Le décor ne triche pas : une lumière d’atelier, un sol qui a connu plus d’huile que de savon, et cette odeur très particulière des intérieurs des sixties, mélange de skaï, de poussière fine et de moquette qui a vu passer des semelles humides. Une Simca 1100 de 1968, version 5 CV, attend le contact comme un outil qu’on n’a pas sorti depuis trop longtemps, mais qui n’a rien oublié. L’époque avait des certitudes simples : on visse, on règle, on repart. Et si ça ne repart pas, c’est qu’on a mal réglé.

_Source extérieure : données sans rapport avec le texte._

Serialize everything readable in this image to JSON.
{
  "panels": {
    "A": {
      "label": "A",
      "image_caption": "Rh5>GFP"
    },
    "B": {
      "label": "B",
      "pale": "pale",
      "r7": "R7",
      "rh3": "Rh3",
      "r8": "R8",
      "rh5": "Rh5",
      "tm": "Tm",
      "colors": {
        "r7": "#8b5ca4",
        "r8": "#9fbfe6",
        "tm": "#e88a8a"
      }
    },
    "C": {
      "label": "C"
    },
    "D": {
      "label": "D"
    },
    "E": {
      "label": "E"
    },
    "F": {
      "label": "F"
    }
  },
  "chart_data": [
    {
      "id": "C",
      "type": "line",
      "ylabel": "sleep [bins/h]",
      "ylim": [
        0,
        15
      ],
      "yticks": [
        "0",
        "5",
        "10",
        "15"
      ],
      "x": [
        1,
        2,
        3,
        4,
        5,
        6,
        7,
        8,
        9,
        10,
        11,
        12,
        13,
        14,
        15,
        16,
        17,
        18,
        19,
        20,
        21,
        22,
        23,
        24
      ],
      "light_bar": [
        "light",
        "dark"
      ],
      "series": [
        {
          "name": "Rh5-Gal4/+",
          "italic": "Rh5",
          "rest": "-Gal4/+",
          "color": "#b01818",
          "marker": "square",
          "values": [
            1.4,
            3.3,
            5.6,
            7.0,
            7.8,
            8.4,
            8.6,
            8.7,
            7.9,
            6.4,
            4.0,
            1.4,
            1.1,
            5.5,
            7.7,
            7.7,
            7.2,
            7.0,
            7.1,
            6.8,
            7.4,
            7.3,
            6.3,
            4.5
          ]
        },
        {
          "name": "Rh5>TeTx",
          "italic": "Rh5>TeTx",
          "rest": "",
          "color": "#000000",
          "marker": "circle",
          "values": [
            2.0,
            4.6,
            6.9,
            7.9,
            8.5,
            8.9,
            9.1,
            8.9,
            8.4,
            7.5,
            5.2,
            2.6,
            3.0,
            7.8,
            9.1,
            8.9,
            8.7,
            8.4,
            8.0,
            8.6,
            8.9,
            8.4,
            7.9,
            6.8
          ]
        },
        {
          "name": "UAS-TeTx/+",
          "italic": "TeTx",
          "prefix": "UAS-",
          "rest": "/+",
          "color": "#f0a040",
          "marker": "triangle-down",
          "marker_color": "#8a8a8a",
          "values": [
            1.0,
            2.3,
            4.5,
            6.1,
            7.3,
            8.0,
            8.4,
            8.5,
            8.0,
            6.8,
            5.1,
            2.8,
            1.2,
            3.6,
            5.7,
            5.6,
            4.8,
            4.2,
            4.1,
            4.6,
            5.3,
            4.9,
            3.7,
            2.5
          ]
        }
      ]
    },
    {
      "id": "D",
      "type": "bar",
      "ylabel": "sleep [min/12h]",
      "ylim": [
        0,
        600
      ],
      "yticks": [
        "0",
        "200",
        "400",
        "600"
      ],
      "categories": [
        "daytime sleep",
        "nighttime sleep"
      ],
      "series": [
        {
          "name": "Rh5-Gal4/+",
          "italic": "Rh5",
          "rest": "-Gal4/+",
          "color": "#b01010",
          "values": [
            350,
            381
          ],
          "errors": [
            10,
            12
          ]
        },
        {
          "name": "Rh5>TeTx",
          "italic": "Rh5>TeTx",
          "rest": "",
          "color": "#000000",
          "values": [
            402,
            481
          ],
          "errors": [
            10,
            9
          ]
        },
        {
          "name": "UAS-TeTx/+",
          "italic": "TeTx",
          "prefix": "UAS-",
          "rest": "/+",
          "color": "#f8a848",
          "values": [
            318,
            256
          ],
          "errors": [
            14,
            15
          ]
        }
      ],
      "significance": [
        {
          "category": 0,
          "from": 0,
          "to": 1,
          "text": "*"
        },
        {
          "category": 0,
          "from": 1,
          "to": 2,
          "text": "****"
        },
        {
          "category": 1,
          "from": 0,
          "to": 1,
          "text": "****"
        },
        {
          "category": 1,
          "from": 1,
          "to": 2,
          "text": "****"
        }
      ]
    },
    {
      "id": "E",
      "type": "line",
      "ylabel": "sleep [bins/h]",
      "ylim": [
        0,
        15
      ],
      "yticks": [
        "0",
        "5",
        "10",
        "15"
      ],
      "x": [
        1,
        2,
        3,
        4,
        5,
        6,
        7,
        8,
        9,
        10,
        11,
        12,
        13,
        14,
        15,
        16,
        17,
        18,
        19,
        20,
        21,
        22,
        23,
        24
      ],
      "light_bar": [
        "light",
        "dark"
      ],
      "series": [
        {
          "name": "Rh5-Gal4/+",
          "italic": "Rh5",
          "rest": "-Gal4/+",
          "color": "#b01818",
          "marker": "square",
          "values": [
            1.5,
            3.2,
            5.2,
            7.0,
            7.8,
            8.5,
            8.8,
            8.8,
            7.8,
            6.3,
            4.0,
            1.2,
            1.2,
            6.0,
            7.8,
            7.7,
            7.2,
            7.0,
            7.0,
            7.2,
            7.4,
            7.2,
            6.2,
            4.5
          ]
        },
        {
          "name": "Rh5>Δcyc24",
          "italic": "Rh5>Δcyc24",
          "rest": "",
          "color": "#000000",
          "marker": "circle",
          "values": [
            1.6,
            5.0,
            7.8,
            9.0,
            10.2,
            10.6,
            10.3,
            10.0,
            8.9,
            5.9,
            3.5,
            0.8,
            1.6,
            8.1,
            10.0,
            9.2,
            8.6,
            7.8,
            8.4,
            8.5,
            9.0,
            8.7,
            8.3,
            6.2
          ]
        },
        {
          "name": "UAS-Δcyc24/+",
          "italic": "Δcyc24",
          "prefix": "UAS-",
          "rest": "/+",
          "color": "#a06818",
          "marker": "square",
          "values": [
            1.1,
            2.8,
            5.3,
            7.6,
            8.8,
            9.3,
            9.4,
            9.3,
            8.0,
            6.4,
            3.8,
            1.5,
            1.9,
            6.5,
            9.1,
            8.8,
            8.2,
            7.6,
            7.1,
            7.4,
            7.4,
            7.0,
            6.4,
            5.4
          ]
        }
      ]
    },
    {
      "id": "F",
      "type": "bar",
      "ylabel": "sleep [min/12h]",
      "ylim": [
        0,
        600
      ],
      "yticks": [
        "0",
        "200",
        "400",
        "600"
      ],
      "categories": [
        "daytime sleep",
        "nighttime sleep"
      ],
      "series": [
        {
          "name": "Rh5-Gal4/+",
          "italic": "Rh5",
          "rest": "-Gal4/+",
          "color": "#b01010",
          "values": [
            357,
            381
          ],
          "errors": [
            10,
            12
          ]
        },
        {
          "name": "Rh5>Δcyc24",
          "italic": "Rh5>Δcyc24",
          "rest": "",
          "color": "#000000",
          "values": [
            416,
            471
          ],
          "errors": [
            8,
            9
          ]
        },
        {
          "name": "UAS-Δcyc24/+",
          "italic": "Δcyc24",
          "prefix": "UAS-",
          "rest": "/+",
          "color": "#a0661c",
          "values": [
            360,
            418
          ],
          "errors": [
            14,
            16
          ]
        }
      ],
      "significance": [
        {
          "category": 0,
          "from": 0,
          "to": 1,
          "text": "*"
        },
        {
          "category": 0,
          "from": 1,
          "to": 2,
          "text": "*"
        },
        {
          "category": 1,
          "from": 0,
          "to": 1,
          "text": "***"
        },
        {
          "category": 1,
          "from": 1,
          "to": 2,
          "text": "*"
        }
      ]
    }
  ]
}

Avant même le test voiture, la fiche d’identité parle : berline 5 portes, traction avant, et un 4-cylindres de 944 cm³ annoncé à 42 ch, accouplé à une boîte manuelle 4 rapports. La vitesse maximale d’époque flirte avec 132 km/h et le poids à sec est donné pour 870 kg. Sur le papier, rien de tapageur, mais une promesse : celle d’un ensemble cohérent, comme une caisse à outils bien rangée. L’agrément ne sort pas toujours d’un chiffre, il sort d’un accord.

Contact. Le moteur part sans théâtre, au quart de tour, avec un coup de starter quand l’air pique un peu. Le ralenti se cale, stable, presque poli. La première se fait désirer : la grille réclame un temps d’adaptation, comme si la voiture demandait à son conducteur de signer le registre avant d’entrer. Puis ça roule. La direction, un peu lourde à l’arrêt, s’allège dès que les roues tournent, et c’est là que la 1100 montre son intelligence : une auto pensée pour vivre, pas pour parader.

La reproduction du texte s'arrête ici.